By Gerry J. Gilmore, American Forces Press ServiceJanuary 24, 2007
WASHINGTON (American Forces Press Service, Jan. 23, 2007) - The senior officers of two military services told a congressional committee today that although Soldiers and Marines are performing well overseas in the war against terrorism, more troops and money are needed to refurbish non-deployed military forces.
Army Chief of Staff Gen. Peter J. Schoomaker and Marine Corps Commandant Gen. James T. Conway testified before the House Armed Services Committee.
The Army has obligated $10 billion of $17 billon of funding appropriated by Congress for this fiscal year for replacement and repair of equipment used in Afghanistan and Iraq, Schoomaker told the lawmakers.
"We have received considerable support from this committee and the Congress to increase the readiness of our Army," he said. Consequently, U.S. Soldiers deployed to combat terrorists in Afghanistan and Iraq are the best equipped, best trained and best led ever, he said.
Yet, the Army is now wrestling with the task of rebuilding its stateside forces while supporting those stationed overseas, Schoomaker said.
"The immediate challenge lies with the readiness of the non-deployed forces," Schoomaker said, noting the Army needs Congress's support to address issues critical to maintaining the Army's overall readiness to respond decisively to potential contingencies.
Schoomaker praised President Bush's recommendation to increase the size of the Army by about 65,000 soldiers. That initiative, he said, recognizes the necessity to boost the Army's ranks during wartime when the all-volunteer force is being challenged with multiple commitments across the globe.
"Our goal is to provide a continuous supply of 20 to 21 brigade combat teams to meet global commitments," Schoomaker explained. "We remain committed to generating all-cohesive units that are fully manned, trained and equipped that are fully ready for the challenges they will face."
The plus-up will require a national commitment to provide and sustain the resources required to reset the Army in a balanced, coordinated fashion, while providing for the needs of soldiers and their families, Schoomaker said.
Also, the Army's active, reserve and National Guard components must be made ready to deploy together at any time, Schoomaker said. Defense Secretary Robert M. Gates's recent announcements about changing reserve components' mobilization policies to reflect this goal are essential, the general said.
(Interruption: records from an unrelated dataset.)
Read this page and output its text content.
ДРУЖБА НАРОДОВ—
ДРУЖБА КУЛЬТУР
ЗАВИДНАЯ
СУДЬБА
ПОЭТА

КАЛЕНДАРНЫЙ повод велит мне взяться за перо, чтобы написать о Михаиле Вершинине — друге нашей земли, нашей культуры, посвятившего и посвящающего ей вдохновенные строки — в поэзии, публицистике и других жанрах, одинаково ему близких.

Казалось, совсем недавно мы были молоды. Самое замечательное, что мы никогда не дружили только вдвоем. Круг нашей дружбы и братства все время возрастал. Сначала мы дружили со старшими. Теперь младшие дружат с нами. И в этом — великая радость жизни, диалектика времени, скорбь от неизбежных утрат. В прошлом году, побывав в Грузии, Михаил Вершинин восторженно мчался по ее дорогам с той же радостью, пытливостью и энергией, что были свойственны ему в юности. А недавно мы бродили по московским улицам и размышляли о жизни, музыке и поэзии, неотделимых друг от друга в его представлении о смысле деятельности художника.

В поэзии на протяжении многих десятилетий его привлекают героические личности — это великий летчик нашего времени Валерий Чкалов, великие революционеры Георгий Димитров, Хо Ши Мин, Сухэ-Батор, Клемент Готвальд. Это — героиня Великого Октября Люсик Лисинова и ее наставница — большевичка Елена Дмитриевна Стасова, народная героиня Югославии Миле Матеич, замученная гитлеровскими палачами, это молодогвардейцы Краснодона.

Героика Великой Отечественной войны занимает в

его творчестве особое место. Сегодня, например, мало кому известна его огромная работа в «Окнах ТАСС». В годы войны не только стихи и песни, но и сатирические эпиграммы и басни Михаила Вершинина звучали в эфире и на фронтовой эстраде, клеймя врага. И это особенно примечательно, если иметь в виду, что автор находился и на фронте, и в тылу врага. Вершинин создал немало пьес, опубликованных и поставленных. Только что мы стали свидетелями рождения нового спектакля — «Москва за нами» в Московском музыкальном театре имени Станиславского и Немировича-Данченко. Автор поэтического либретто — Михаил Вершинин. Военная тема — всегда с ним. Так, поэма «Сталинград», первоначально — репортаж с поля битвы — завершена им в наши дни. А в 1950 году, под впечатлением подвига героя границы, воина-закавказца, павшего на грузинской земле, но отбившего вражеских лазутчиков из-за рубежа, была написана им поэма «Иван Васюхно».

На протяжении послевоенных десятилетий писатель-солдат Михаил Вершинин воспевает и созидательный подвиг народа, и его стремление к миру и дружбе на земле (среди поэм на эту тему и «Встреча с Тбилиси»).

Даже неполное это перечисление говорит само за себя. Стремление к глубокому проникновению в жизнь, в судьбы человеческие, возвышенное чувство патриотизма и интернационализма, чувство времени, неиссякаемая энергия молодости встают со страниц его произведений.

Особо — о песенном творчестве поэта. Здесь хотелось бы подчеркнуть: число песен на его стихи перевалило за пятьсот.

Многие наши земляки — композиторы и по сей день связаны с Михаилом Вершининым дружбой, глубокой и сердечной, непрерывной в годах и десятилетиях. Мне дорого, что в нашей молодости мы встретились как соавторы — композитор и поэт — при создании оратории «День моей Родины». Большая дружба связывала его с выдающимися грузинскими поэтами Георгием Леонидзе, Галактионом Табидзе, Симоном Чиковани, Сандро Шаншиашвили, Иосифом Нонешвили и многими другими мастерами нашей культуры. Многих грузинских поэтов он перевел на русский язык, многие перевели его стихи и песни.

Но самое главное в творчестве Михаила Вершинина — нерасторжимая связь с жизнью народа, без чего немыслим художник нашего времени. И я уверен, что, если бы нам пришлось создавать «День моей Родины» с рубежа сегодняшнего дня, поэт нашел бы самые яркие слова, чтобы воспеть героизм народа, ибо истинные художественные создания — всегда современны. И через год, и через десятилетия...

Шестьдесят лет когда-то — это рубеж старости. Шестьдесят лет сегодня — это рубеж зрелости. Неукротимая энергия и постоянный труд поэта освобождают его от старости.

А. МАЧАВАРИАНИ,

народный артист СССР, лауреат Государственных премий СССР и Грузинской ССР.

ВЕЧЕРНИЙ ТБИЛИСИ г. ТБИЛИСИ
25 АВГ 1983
"Our reserve components comprise 55 percent of our Army's capabilities," Schoomaker said. "We must fully enable them to perform their new role as an integral part of our operational deployable force."
The Army is working to rapidly implement those changes and will need Congress's continued support while doing so, Schoomaker said.
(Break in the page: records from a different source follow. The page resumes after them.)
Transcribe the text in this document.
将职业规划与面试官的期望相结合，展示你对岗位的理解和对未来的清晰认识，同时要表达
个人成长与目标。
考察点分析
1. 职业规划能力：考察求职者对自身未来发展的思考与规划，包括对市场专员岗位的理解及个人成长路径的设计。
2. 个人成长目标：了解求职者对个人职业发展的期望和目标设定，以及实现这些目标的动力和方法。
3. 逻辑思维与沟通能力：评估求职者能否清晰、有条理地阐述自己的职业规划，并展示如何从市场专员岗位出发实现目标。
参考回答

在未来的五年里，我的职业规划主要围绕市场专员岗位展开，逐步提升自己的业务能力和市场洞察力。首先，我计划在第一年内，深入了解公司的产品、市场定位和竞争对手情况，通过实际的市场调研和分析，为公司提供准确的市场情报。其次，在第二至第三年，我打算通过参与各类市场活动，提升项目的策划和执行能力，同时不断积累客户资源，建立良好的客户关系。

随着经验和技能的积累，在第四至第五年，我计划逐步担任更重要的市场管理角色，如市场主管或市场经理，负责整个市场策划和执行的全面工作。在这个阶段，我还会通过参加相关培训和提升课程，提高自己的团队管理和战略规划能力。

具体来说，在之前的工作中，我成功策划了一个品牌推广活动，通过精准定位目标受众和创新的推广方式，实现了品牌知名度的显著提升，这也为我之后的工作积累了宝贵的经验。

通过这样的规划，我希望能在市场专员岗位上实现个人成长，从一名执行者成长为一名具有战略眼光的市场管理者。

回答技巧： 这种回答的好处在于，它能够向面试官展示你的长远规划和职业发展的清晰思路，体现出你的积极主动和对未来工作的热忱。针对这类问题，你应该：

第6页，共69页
Schoomaker reiterated that the Army is well ahead of using the $17 billion in force-reset funding for fiscal year 2007. He anticipated that refurbishing funding requirements for next fiscal year will total $13.5 billion.
That figure should increase, he added, when overseas forces are bulked up and the overall size of the Army is increased.
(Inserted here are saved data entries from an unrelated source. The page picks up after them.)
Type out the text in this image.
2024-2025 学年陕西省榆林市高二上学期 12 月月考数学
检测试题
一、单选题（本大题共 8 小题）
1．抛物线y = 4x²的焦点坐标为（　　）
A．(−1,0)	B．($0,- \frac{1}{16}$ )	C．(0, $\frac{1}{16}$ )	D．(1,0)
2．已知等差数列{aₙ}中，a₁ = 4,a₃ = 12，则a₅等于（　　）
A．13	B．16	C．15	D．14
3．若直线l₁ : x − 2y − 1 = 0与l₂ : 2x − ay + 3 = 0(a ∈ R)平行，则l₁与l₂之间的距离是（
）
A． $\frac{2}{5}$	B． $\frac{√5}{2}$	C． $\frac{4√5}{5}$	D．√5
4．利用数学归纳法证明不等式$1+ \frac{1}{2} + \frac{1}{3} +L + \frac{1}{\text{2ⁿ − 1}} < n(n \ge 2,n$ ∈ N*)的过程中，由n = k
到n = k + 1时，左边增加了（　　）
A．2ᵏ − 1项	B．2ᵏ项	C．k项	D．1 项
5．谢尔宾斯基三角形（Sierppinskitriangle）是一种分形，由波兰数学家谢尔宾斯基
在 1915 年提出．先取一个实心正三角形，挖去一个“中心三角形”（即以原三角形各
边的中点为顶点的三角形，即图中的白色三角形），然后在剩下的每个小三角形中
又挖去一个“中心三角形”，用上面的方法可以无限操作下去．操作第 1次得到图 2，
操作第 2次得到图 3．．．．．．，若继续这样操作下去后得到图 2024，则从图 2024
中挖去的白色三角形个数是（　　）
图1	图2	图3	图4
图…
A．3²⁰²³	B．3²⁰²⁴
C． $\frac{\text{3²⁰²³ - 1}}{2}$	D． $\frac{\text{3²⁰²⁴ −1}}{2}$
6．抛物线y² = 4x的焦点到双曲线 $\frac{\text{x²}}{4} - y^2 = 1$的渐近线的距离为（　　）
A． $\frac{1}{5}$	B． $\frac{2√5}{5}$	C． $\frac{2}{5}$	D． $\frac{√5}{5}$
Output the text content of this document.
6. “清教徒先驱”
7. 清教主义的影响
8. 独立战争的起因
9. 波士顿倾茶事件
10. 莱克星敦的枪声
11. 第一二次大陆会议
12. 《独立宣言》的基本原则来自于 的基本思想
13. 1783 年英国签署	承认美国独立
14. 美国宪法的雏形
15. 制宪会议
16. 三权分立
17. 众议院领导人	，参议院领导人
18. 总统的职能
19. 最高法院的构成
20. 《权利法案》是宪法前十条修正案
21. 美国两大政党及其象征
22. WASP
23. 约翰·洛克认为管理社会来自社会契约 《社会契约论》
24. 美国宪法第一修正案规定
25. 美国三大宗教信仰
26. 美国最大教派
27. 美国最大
"Because the replacement of equipment can take up to three years following the commitment of funds, we seek to make this funding available to use as soon as possible," Schoomaker said. "To overcome the unprecedented stress being placed on our equipment today, reset funding will be required for a minimum of two to three years beyond the duration of the current conflict."
Years of under-funding experienced during the years prior to the war against terrorism created a $100 billion shortfall in Army investment accounts, Schoomaker said. Today, a $56 billion shortage remains in funding to replace or repair worn out equipment, he said.
Schoomaker said the funding shortage has caused the Army to take equipment from non-deployed units and provide it to units sent overseas. This practice "increases risk for our next-to-deploy units and limits our ability to respond to emerging strategic contingencies," he said.
Conway noted his Marines' spirits remain high despite repeated deployments.
"Though the troops in the operating forces are being pushed hard by the operational tempo and the frequency of deployments, morale has never been higher, because they believe they are making a difference," Conway said.
The Marines are grateful for the support of the U.S. government and the American people, Conway said. Marines also appreciate the receipt of better-armored vehicles, force adjustments made to better balance deployment cycles, and President Bush's recommendation to increase the size of the Corps by about 27,000 troops.
"The recently proposed increase in our end strength to 202,000 active-duty Marines will go a long way towards reducing the strain, both on the individual and the institution," Conway said. If the plus-up is approved by Congress, he said, the Marine Corps plans to increase its number by about 5,000 troops annually.
The Corps now is making plans for increased recruiting and retention, Conway said.
"We'll need the continued support of Congress for enlistment bonuses and other programs such as advertising, which will be essential for us to continue meeting these growth challenges," Conway said.